Nurse practitioners are advanced practice registered nurses (APRNs) who provide primary care or specialty care to patients of all ages. Because of their advanced education and clinical training, nurse practitioners have a great deal of autonomy and provide many of the same services as physicians within their scope of practice. Nurse practitioners may specialize in family, pediatric, geriatric, women’s health, and many other areas. Employment growth of 26% is expected for registered nurses across the board between 2010 and 2020, but APRNs such as nurse practitioners should experience the best job prospects, according to the U.S. Bureau of Labor Statistics (BLS). The median annual salary for a nurse practitioner was $84,564 in February 2012, according to PayScale.com, but salaries can vary greatly depending on your experience, employer, and other factors. Nurse practitioners typically perform the following job responsibilities:

  • Performing patient health assessments
  • Diagnosing illnesses and injuries and developing a plan of care for patients
  • Ordering and interpreting laboratory and diagnostic tests
  • Prescribing medications as necessary
  • Educating patients about their medical conditions and their overall health

To become a nurse practitioner, you must have a minimum of a master’s degree.
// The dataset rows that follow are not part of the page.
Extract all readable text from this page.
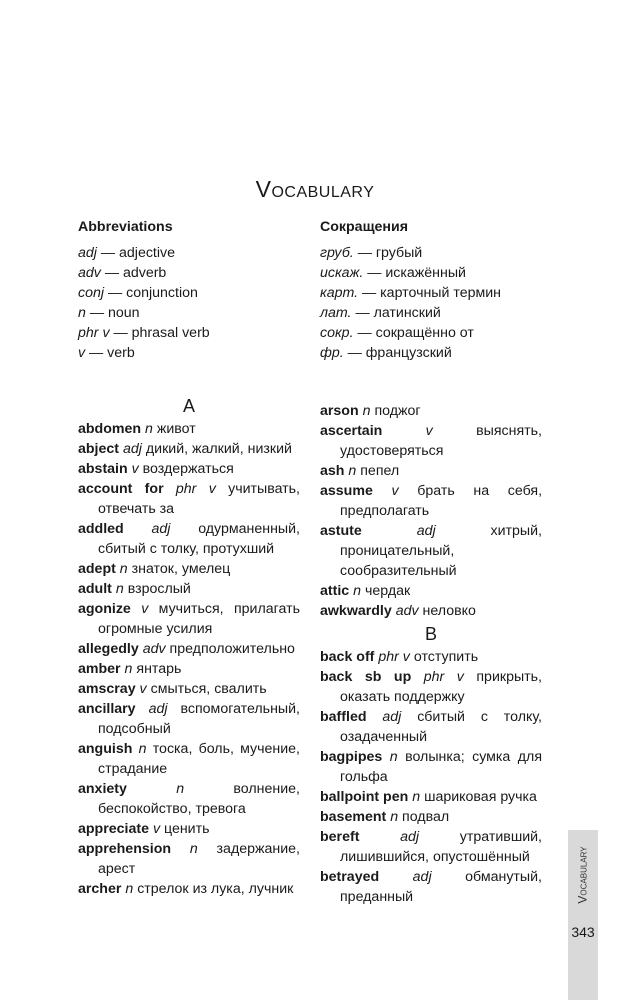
Vocabulary
Abbreviations
adj — adjective
adv — adverb
conj — conjunction
n — noun
phr v — phrasal verb
v — verb
Сокращения
груб. — грубый
искаж. — искажённый
карт. — карточный термин
лат. — латинский
сокр. — сокращённо от
фр. — французский
A
abdomen n живот
abject adj дикий, жалкий, низкий
abstain v воздержаться
account for phr v учитывать, отвечать за
addled adj одурманенный, сбитый с толку, протухший
adept n знаток, умелец
adult n взрослый
agonize v мучиться, прилагать огромные усилия
allegedly adv предположительно
amber n янтарь
amscray v смыться, свалить
ancillary adj вспомогательный, подсобный
anguish n тоска, боль, мучение, страдание
anxiety	n	волнение, беспокойство, тревога
appreciate v ценить
apprehension n задержание, арест
archer n стрелок из лука, лучник
arson n поджог
ascertain	v	выяснять, удостоверяться
ash n пепел
assume v брать на себя, предполагать
astute	adj	хитрый, проницательный, сообразительный
attic n чердак
awkwardly adv неловко
B
back off phr v отступить
back sb up phr v прикрыть, оказать поддержку
baffled adj сбитый с толку, озадаченный
bagpipes n волынка; сумка для гольфа
ballpoint pen n шариковая ручка
basement n подвал
bereft	adj	утративший, лишившийся, опустошённый
betrayed adj обманутый, преданный	Vocabulary
343
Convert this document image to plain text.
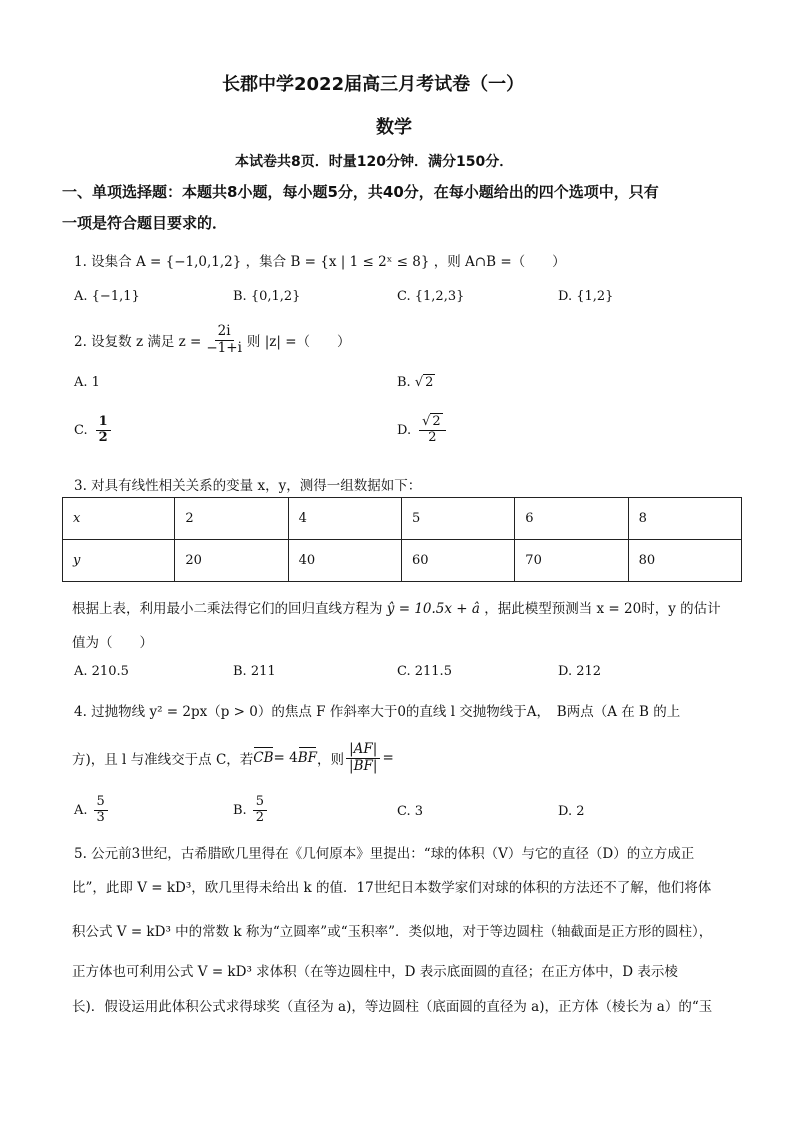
长郡中学2022届高三月考试卷（一）
数学
本试卷共8页．时量120分钟．满分150分．
一、单项选择题：本题共8小题，每小题5分，共40分，在每小题给出的四个选项中，只有
一项是符合题目要求的．
1. 设集合 A = {−1,0,1,2} ，集合 B = {x | 1 ≤ 2ˣ ≤ 8} ，则 A∩B =（　　）
A. {−1,1}	B. {0,1,2}	C. {1,2,3}	D. {1,2}
2. 设复数 z 满足 $z = \frac{2i}{-1+i}$ 则 |z| =（　　）
A. 1	B. √ 2
C. $\frac{1}{2}$	D. $\frac{√ 2}{2}$
3. 对具有线性相关关系的变量 x，y，测得一组数据如下：
x	2	4	5	6	8
y	20	40	60	70	80
根据上表，利用最小二乘法得它们的回归直线方程为 ŷ = 10.5x + â ，据此模型预测当 x = 20时，y 的估计
值为（　　）
A. 210.5	B. 211	C. 211.5	D. 212
4. 过抛物线 y² = 2px（p > 0）的焦点 F 作斜率大于0的直线 l 交抛物线于A，　B两点（A 在 B 的上
方)，且 l 与准线交于点 C，若 CB = 4 BF ，则 $\frac{|AF|}{|BF|}$ =
A. $\frac{5}{3}$	B. $\frac{5}{2}$	C. 3	D. 2
5. 公元前3世纪，古希腊欧几里得在《几何原本》里提出：“球的体积（V）与它的直径（D）的立方成正
比”，此即 V = kD³，欧几里得未给出 k 的值．17世纪日本数学家们对球的体积的方法还不了解，他们将体
积公式 V = kD³ 中的常数 k 称为“立圆率”或“玉积率”．类似地，对于等边圆柱（轴截面是正方形的圆柱），
正方体也可利用公式 V = kD³ 求体积（在等边圆柱中，D 表示底面圆的直径；在正方体中，D 表示棱
长)．假设运用此体积公式求得球奖（直径为 a)，等边圆柱（底面圆的直径为 a)，正方体（棱长为 a）的“玉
The typical educational path for a nurse practitioner is to complete a Bachelor of Science in Nursing (BSN) followed by a Master of Science in Nursing with a nurse practitioner specialization, which incorporates significant clinical training. However, nurses who already have a master’s degree in another area of nursing may complete post-master’s certificates instead, and the Doctor of Nursing Practice may become the standard for nurse practitioners in the future, according to the American Association of Nurse Practitioners (AANP). While a Masters in Healthcare Management is not the standard educational path for nurse practitioner preparation, such a degree would be beneficial for nurse practitioners who would like to transition into management or consulting careers. After all, nurse practitioner programs approach nursing from a clinical standpoint, while a healthcare management master’s program explores the business side of health care, such as health care finance, accounting, human resources, and strategic leadership.